Research conducted in San Francisco helps us understand how teacher expectations can affect the performance of the children they teach. The overall recommendation of the study was that beyond the curriculum and teaching materials, a new way of thinking on the part of teachers is necessary to change the outcome of students.
The same approach ought to be followed to combat societal ills prevalent in Ethiopia; a new way of thinking at all levels of society. There should be dialogue and initiatives to encourage critical thinking at government institutions, organisations, schools and charities.
There should also be change at the individual level. We ought to be open, positive and engaged in matters not directly tied to our professional or personal lives. We must encompass virtues and must not compromise. There is a sinking ship or a plane under heavy turbulence and we are on board.
Do we sit and complain about it or become the change we want to see instituted? Do we take the initiative for such change or do we wait for it to come knocking at our doors?
At the organisational level, as part of other policies companies have, each ought to create policies that enrich employee values around issues that are vital to society and enforce them with tenacity. No organisation should allow any form of discrimination and must be burdened to uphold periodical engagement in conducting employee awareness of such policies in mandatory training sessions.
It would also help to have an open door policy to higher officials for customer inquiries that otherwise creates a ring of unprofessionalism and underhandedness that hinders development.
Scientific approaches will similarly play a crucial factor, where sociologists, psychologists and psychiatrists can be encouraged to initiate a process of understanding and communicating the why and how of social behaviours and interactions. The initial process of healing is always carefully mapping and understanding the path that brought us to our current state.

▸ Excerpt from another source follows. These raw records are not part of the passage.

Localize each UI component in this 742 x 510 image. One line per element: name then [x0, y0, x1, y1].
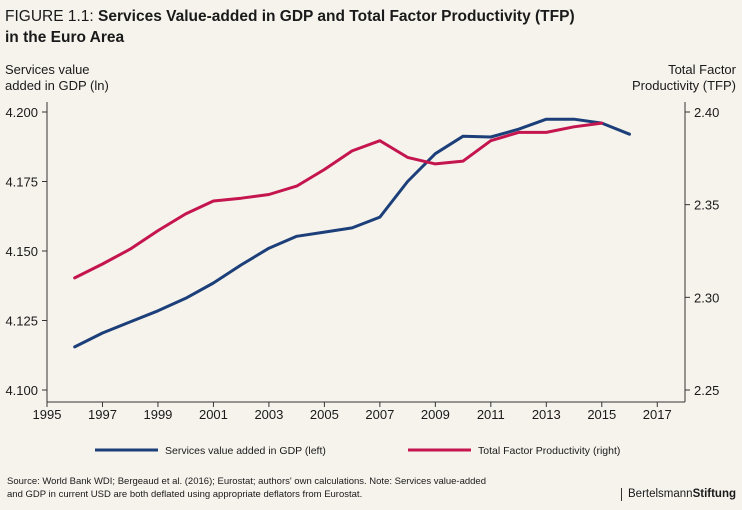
x-tick-label: 2013 [532, 407, 561, 422]
x-tick-label: 2003 [254, 407, 283, 422]
tfp-data-point [517, 131, 520, 134]
x-tick-label: 2017 [643, 407, 672, 422]
x-tick-label: 1997 [88, 407, 117, 422]
tfp-data-point [101, 262, 104, 265]
figure-label: FIGURE 1.1: [5, 8, 99, 25]
tfp-data-point [573, 125, 576, 128]
right-tick-label: 2.30 [694, 290, 719, 305]
left-tick-label: 4.150 [5, 244, 38, 259]
tfp-data-point [351, 149, 354, 152]
brand-logo: BertelsmannStiftung [621, 488, 736, 501]
tfp-data-point [212, 199, 215, 202]
tfp-data-point [406, 156, 409, 159]
right-axis-label: Total Factor Productivity (TFP) [576, 62, 736, 94]
tfp-data-point [323, 168, 326, 171]
tfp-data-point [240, 197, 243, 200]
services-data-point [240, 263, 243, 266]
services-data-point [573, 118, 576, 121]
x-tick-label: 2015 [587, 407, 616, 422]
services-data-point [545, 118, 548, 121]
right-axis-label-line-2: Productivity (TFP) [631, 78, 736, 93]
left-tick-label: 4.200 [5, 105, 38, 120]
tfp-data-point [489, 139, 492, 142]
title-line-1: Services Value-added in GDP and Total Fa… [98, 8, 575, 25]
tfp-data-point [378, 139, 381, 142]
tfp-data-point [129, 248, 132, 251]
tfp-data-point [295, 185, 298, 188]
services-data-point [351, 226, 354, 229]
legend-label-tfp: Total Factor Productivity (right) [478, 445, 620, 457]
brand-bold: Stiftung [692, 488, 736, 500]
left-axis-label-line-2: added in GDP (ln) [5, 78, 109, 93]
brand-regular: Bertelsmann [628, 488, 693, 500]
services-data-point [129, 320, 132, 323]
left-axis-label: Services value added in GDP (ln) [5, 62, 165, 94]
tfp-data-point [545, 131, 548, 134]
services-data-point [212, 281, 215, 284]
tfp-data-point [462, 160, 465, 163]
services-data-point [73, 345, 76, 348]
tfp-data-point [184, 212, 187, 215]
tfp-data-point [267, 193, 270, 196]
legend: Services value added in GDP (left) Total … [95, 445, 620, 457]
source-line-1: Source: World Bank WDI; Bergeaud et al. … [7, 476, 486, 487]
x-tick-label: 2005 [310, 407, 339, 422]
x-tick-label: 2001 [199, 407, 228, 422]
services-data-point [378, 216, 381, 219]
left-tick-label: 4.100 [5, 383, 38, 398]
services-data-point [406, 180, 409, 183]
tfp-data-point [434, 162, 437, 165]
right-tick-label: 2.40 [694, 105, 719, 120]
services-data-point [295, 235, 298, 238]
services-data-point [628, 133, 631, 136]
services-series-line [73, 117, 631, 349]
legend-label-services: Services value added in GDP (left) [165, 445, 326, 457]
services-data-point [462, 135, 465, 138]
services-data-point [489, 136, 492, 139]
left-tick-label: 4.125 [5, 314, 38, 329]
axes [42, 102, 690, 407]
right-tick-label: 2.25 [694, 383, 719, 398]
services-data-point [184, 297, 187, 300]
services-data-point [323, 231, 326, 234]
services-data-point [434, 152, 437, 155]
title-line-2: in the Euro Area [5, 29, 125, 46]
source-note: Source: World Bank WDI; Bergeaud et al. … [7, 476, 567, 501]
chart-title: FIGURE 1.1: Services Value-added in GDP … [5, 6, 705, 48]
series-lines [73, 117, 631, 349]
services-data-point [517, 128, 520, 131]
right-tick-label: 2.35 [694, 198, 719, 213]
services-data-point [156, 309, 159, 312]
tick-labels: 4.100 4.125 4.150 4.175 4.200 2.25 2.30 2.35 2.4… [5, 105, 719, 422]
x-tick-label: 2011 [477, 407, 505, 422]
tfp-data-point [73, 276, 76, 279]
services-data-point [101, 332, 104, 335]
x-tick-label: 2007 [365, 407, 394, 422]
left-axis-label-line-1: Services value [5, 62, 90, 77]
tfp-data-point [600, 122, 603, 125]
tfp-data-point [156, 229, 159, 232]
tfp-series-line [73, 121, 604, 280]
left-tick-label: 4.175 [5, 175, 38, 190]
x-tick-label: 2009 [421, 407, 450, 422]
source-line-2: and GDP in current USD are both deflated… [7, 488, 363, 500]
services-data-point [267, 247, 270, 250]
x-tick-label: 1995 [33, 407, 62, 422]
right-axis-label-line-1: Total Factor [668, 62, 736, 77]
x-tick-label: 1999 [143, 407, 172, 422]
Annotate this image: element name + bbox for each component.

Perhaps, the most vital initiative that deserves priority is the cultivation of tolerance and curiosity in children during the early ages of their development. This process requires the importance of improving education policies with the objective of making them encourage critical thinking and innovativeness.
Though the current state of our country is disillusioning and threatens to cloud the good things already in place in the country, it is wise to reflect on the contemporary. Such experiences ought to inform curriculums in elementary schools instead of solely bombarding students with matters that bare little to no resemblance to everyday life.

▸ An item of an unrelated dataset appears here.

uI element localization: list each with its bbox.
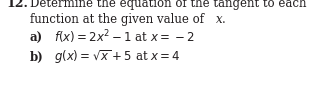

Media outlets also have a significant part to play, in informing the public, drawing caparisons, being progressive and challenging the status quo instead of playing to its tune. Despite the relative freedom that they have in the country today, they are unfortunately ruining the opportunity to rise to the challenge.
To understand and address our social ills, it will take nothing less than such a nationwide and comprehensive movement. Strong and autonomous institutions are important but creating an informed public aware of its rights and duties, is inquisitive and thinks critically is not a duty that can solely be undertaken by the government.

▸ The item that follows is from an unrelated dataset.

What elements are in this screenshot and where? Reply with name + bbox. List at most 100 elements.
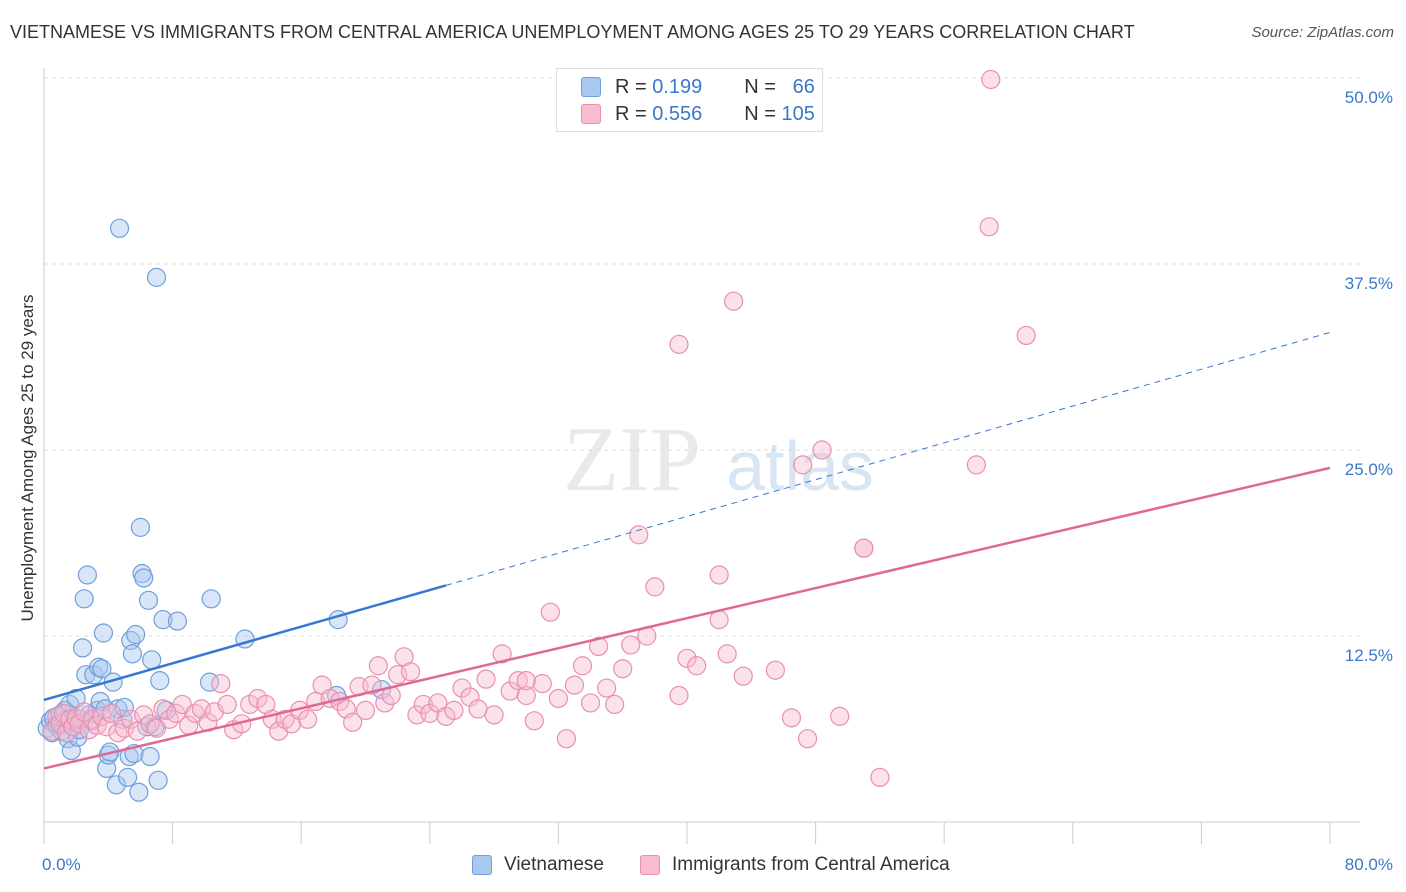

We need to open our eyes and approach with an open heart to search for solutions and address shortcomings. I am hoping such a national movement will get not just the attention of the government but be supported by international non-government institutions with the capacity to put the necessary resources into its execution.
Such a national effort may help initiate and communicate support in finding hope for our seemingly hopeless state and encourage citizens to see the hope that a mother under labour expects to see after delivery.